An extraordinary general meeting (EGM) is convened to address pressing issues that cannot wait for the annual general meeting (AGM). These meetings may involve decisions like removing an executive or resolving urgent legal matters. While AGMs occur at pre-scheduled times, EGMs can be called at any moment, even during non-business hours or holidays, reflecting their urgent nature.
Key Takeaways
- An extraordinary general meeting (EGM) is called to address urgent matters that arise between scheduled annual general meetings (AGMs).
- EGMs can involve urgent issues like the removal of an executive or pressing legal concerns.
- Unlike AGMs, EGMs can be held on any day, including national holidays, and may be initiated by shareholders or a tribunal.
- The London Stock Exchange’s 2017 EGM is an example where the meeting was convened to discuss the potential removal of its chair.
- An AGM is a mandatory event where shareholders discuss the company’s performance, vote on issues, and receive information about the company’s future strategy.
How EGMs Operate and Their Importance
In most cases, the only time shareholders and executives meet is during a company’s annual general meeting, which usually occurs at a fixed date and time.
However, certain events may require shareholders to come together on short notice to deal with an urgent matter, often concerning company management. The extraordinary general meeting is used as a way to meet and deal with urgent matters that arise in between the annual shareholders’ meetings.
An EGM might be called for the following reasons:
- The removal of an executive
- A legal matter
- Any matter that can’t wait until the next shareholders meeting
Unlike AGMs, which must occur during business hours and not on holidays, EGMs can be held any day, including holidays. Also, while only a company’s board can call an AGM, an EGM can be requested by shareholders, a requisitionist, or tribunal.

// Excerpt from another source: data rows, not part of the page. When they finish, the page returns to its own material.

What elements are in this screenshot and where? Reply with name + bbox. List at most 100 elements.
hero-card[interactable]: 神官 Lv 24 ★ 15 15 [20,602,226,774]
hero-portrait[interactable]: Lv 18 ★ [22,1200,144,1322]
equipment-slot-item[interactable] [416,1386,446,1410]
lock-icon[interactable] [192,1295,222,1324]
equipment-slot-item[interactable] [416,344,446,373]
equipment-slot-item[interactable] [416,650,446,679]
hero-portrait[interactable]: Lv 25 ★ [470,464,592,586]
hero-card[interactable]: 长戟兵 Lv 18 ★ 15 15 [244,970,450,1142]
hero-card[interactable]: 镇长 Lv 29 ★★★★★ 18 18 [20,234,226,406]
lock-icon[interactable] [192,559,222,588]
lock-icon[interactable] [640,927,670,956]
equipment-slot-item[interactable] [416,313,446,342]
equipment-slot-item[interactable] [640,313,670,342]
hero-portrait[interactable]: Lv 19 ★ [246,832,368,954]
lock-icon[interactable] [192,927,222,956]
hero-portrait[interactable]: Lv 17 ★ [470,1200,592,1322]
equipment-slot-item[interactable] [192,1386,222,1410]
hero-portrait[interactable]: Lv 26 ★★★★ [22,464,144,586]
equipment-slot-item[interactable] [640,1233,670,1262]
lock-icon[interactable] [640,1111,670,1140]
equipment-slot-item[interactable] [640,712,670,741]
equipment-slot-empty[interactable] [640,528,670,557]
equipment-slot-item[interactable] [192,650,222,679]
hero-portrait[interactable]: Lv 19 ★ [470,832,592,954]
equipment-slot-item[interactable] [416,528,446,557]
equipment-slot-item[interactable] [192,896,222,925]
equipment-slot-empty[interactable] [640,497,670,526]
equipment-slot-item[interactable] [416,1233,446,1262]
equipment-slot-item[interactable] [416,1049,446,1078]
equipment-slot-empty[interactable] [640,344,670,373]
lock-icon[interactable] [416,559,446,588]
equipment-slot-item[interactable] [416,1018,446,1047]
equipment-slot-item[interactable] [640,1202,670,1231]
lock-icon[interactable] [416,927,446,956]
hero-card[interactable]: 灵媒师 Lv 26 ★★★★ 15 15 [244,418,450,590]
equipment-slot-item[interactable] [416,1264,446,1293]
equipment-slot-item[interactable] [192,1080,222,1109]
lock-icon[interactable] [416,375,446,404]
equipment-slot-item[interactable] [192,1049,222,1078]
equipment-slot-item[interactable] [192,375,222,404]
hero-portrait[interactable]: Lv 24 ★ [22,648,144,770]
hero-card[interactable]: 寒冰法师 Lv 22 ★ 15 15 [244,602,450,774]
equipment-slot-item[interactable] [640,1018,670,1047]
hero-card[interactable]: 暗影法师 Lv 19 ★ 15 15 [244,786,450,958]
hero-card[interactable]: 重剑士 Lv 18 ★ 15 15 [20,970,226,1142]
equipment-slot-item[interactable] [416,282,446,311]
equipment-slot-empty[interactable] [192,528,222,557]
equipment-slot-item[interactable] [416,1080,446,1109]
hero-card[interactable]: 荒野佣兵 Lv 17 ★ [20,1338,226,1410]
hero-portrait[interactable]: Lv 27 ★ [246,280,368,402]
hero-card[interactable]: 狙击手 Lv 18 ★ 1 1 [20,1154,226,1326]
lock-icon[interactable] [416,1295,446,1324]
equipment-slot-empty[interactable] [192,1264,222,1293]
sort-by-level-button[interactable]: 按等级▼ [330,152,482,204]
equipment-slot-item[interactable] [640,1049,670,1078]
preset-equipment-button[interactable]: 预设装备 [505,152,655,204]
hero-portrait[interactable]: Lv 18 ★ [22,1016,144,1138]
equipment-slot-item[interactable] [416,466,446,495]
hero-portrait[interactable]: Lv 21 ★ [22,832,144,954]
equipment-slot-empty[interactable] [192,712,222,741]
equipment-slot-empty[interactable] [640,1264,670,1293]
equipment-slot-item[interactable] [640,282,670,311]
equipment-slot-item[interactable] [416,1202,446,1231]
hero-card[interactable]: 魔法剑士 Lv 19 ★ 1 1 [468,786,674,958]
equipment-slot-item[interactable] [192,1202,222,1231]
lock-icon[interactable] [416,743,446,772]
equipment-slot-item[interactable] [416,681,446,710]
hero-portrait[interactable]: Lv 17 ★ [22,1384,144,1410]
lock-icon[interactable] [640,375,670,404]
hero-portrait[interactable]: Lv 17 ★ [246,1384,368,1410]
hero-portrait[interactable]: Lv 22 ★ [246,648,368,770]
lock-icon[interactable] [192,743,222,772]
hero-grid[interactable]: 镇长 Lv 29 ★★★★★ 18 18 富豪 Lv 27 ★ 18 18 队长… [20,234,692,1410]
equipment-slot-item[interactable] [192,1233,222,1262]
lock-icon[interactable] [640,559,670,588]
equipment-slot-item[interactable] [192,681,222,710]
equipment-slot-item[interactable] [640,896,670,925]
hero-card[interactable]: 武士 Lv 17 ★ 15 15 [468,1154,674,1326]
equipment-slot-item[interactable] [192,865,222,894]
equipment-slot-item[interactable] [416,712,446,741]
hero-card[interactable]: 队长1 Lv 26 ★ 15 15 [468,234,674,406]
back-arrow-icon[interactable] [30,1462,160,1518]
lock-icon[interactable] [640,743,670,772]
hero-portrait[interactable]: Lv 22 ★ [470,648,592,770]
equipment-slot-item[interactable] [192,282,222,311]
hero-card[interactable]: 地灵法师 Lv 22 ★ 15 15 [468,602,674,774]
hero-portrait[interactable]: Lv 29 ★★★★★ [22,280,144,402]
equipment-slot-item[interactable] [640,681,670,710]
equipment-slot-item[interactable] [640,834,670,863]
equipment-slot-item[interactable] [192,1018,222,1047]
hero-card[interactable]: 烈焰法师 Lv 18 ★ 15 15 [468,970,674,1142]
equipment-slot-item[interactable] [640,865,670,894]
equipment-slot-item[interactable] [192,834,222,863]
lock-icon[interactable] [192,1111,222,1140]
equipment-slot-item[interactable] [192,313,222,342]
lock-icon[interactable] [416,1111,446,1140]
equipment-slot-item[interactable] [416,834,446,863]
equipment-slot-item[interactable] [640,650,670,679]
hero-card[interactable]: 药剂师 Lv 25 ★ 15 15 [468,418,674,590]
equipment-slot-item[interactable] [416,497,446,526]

Case Study: London Stock Exchange’s December 2017 EGM
EGMs can occur for various reasons, but they are often called to consider removing an executive. In December 2017, the London Stock Exchange (LSE) held an extraordinary general meeting regarding claims that its chair, Donald Brydon, pushed out former chief executive Xavier Rolet. Rolet stepped down early in November 2017.
Although some EGMs occur outside of normal business hours, the London Stock Exchange’s EGM took place on a non-holiday Tuesday. The motion was sparked by activist investor, The Children’s Investment Fund Management (TCI), which had received 20.9% votes in favor of removing Brydon. However, the result of the EGM was that Brydon remained in his position.

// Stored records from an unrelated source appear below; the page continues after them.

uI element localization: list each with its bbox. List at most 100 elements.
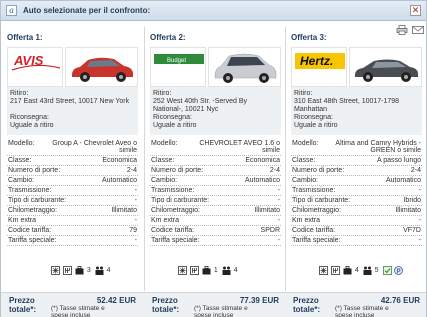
spec-value: - <box>277 187 280 194</box>
pickup-info: Ritiro: 310 East 48th Street, 10017-1798… <box>291 87 422 135</box>
ac-icon <box>178 266 187 275</box>
column-divider <box>285 27 286 291</box>
spec-value: Illimitato <box>395 207 421 214</box>
price-block-2: Prezzo totale*: 77.39 EUR (*) Tasse stim… <box>148 295 283 317</box>
seats-count: 3 <box>86 267 91 274</box>
spec-row-gearbox: Cambio: Automatico <box>291 176 422 186</box>
passengers-icon <box>222 266 231 275</box>
spec-row-class: Classe: Economica <box>150 156 281 166</box>
spec-value: Illimitato <box>111 207 137 214</box>
spec-value: 2-4 <box>269 167 280 174</box>
spec-row-transmission: Trasmissione: - <box>150 186 281 196</box>
ac-icon <box>51 266 60 275</box>
offer-column-1: Offerta 1: AVIS Ritiro: 217 East 43rd St… <box>5 27 140 291</box>
pickup-address: 217 East 43rd Street, 10017 New York <box>10 98 130 105</box>
spec-value: - <box>134 237 137 244</box>
spec-value: Group A - Chevrolet Aveo o simile <box>52 140 137 154</box>
spec-row-special-rate: Tariffa speciale: - <box>7 236 138 246</box>
title-bar: a Auto selezionate per il confronto: ✕ <box>1 1 426 21</box>
return-label: Riconsegna: <box>10 114 49 121</box>
spec-label: Trasmissione: <box>8 187 52 194</box>
spec-label: Modello: <box>8 140 35 147</box>
spec-row-mileage: Chilometraggio: Illimitato <box>7 206 138 216</box>
price-bar: Prezzo totale*: 52.42 EUR (*) Tasse stim… <box>1 292 426 317</box>
feature-icons: 4 5 P <box>319 266 404 276</box>
spec-label: Codice tariffa: <box>8 227 52 234</box>
spec-value: Automatico <box>385 177 421 184</box>
price-label: Prezzo totale*: <box>152 296 180 314</box>
logo-text: Budget <box>167 58 186 64</box>
spec-row-special-rate: Tariffa speciale: - <box>291 236 422 246</box>
price-block-1: Prezzo totale*: 52.42 EUR (*) Tasse stim… <box>5 295 140 317</box>
return-label: Riconsegna: <box>294 114 333 121</box>
pickup-label: Ritiro: <box>10 90 29 97</box>
pickup-info: Ritiro: 217 East 43rd Street, 10017 New … <box>7 87 138 135</box>
spec-row-special-rate: Tariffa speciale: - <box>150 236 281 246</box>
spec-row-model: Modello: Group A - Chevrolet Aveo o simil… <box>7 139 138 156</box>
pickup-label: Ritiro: <box>294 90 313 97</box>
spec-value: - <box>418 187 421 194</box>
column-divider <box>144 27 145 291</box>
spec-label: Chilometraggio: <box>151 207 201 214</box>
luggage-icon <box>343 266 352 275</box>
spec-value: Ibrido <box>403 197 421 204</box>
budget-logo: Budget <box>150 47 206 87</box>
green-check-icon <box>382 266 392 275</box>
spec-label: Km extra <box>8 217 37 224</box>
spec-row-gearbox: Cambio: Automatico <box>7 176 138 186</box>
spec-row-fuel: Tipo di carburante: Ibrido <box>291 196 422 206</box>
spec-value: - <box>277 237 280 244</box>
spec-value: - <box>134 187 137 194</box>
offer-column-2: Offerta 2: Budget Ritiro: 252 West 40th … <box>148 27 283 291</box>
window-title: Auto selezionate per il confronto: <box>23 6 151 15</box>
spec-row-extra-km: Km extra - <box>291 216 422 226</box>
seats-count: 4 <box>354 267 359 274</box>
spec-label: Km extra <box>151 217 180 224</box>
hertz-logo: Hertz. <box>291 47 347 87</box>
spec-value: VF7D <box>403 227 421 234</box>
spec-row-class: Classe: A passo lungo <box>291 156 422 166</box>
svg-text:P: P <box>397 269 401 275</box>
spec-row-mileage: Chilometraggio: Illimitato <box>150 206 281 216</box>
close-button[interactable]: ✕ <box>410 5 421 16</box>
spec-value: - <box>134 217 137 224</box>
spec-label: Chilometraggio: <box>8 207 58 214</box>
transmission-icon <box>190 266 199 275</box>
offer-title: Offerta 1: <box>7 33 43 42</box>
spec-row-class: Classe: Economica <box>7 156 138 166</box>
price-amount: 42.76 EUR <box>380 296 420 305</box>
logo-text: Hertz. <box>300 54 333 68</box>
spec-value: - <box>418 217 421 224</box>
price-label: Prezzo totale*: <box>9 296 37 314</box>
price-block-3: Prezzo totale*: 42.76 EUR (*) Tasse stim… <box>289 295 424 317</box>
spec-row-doors: Numero di porte: 2-4 <box>291 166 422 176</box>
spec-label: Classe: <box>151 157 175 164</box>
spec-value: Economica <box>245 157 280 164</box>
spec-value: Economica <box>102 157 137 164</box>
spec-row-model: Modello: Altima and Camry Hybrids - GREEN… <box>291 139 422 156</box>
spec-label: Trasmissione: <box>292 187 336 194</box>
spec-label: Tipo di carburante: <box>8 197 67 204</box>
passengers-icon <box>95 266 104 275</box>
spec-value: - <box>277 217 280 224</box>
car-image <box>208 47 281 87</box>
spec-value: A passo lungo <box>377 157 421 164</box>
spec-row-doors: Numero di porte: 2-4 <box>150 166 281 176</box>
spec-value: 2-4 <box>126 167 137 174</box>
specs-table: Modello: Group A - Chevrolet Aveo o simil… <box>7 139 138 246</box>
spec-value: SPDR <box>260 227 280 234</box>
price-note: (*) Tasse stimate e spese incluse <box>335 305 389 317</box>
spec-label: Numero di porte: <box>151 167 204 174</box>
return-label: Riconsegna: <box>153 114 192 121</box>
bags-count: 5 <box>374 267 379 274</box>
spec-row-extra-km: Km extra - <box>150 216 281 226</box>
spec-value: 2-4 <box>410 167 421 174</box>
seats-count: 1 <box>213 267 218 274</box>
spec-label: Modello: <box>151 140 178 147</box>
offer-title: Offerta 2: <box>150 33 186 42</box>
price-amount: 52.42 EUR <box>96 296 136 305</box>
spec-label: Tipo di carburante: <box>292 197 351 204</box>
car-image <box>349 47 422 87</box>
offer-column-3: Offerta 3: Hertz. Ritiro: 310 East 48th … <box>289 27 423 291</box>
spec-value: Altima and Camry Hybrids - GREEN o simil… <box>335 140 421 154</box>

Contrasting EGMs With Annual General Meetings (AGMs)
An annual general meeting (AGM) is a required yearly meeting for a company’s shareholders. At an AGM, company directors present a report to shareholders on the company’s performance and strategy.
Shareholders with voting rights decide on issues like board appointments, executive pay, dividends, and auditor selection. AGM rules vary by jurisdiction. Many state incorporation laws require both public and private companies to hold AGMs, with stricter rules for public companies.
Public companies must file annual proxy statements, known as Form DEF 14A, with the Securities and Exchange Commission (SEC). The filing will specify the date, time, and location of the annual meeting, as well as executive compensation and any material matters of the company concerning shareholder voting and nominated directors.
The Bottom Line
An Extraordinary General Meeting (EGM) is a vital tool for handling urgent issues that cannot wait for the Annual General Meeting (AGM). EGMs may address critical matters like executive removal or legal challenges. Unlike AGMs, which follow strict timing rules, EGMs offer flexibility and can be called at any time, even during holidays. Understanding the distinct roles and regulations of AGMs and EGMs helps stakeholders effectively navigate corporate governance and make informed decisions during pressing circumstances.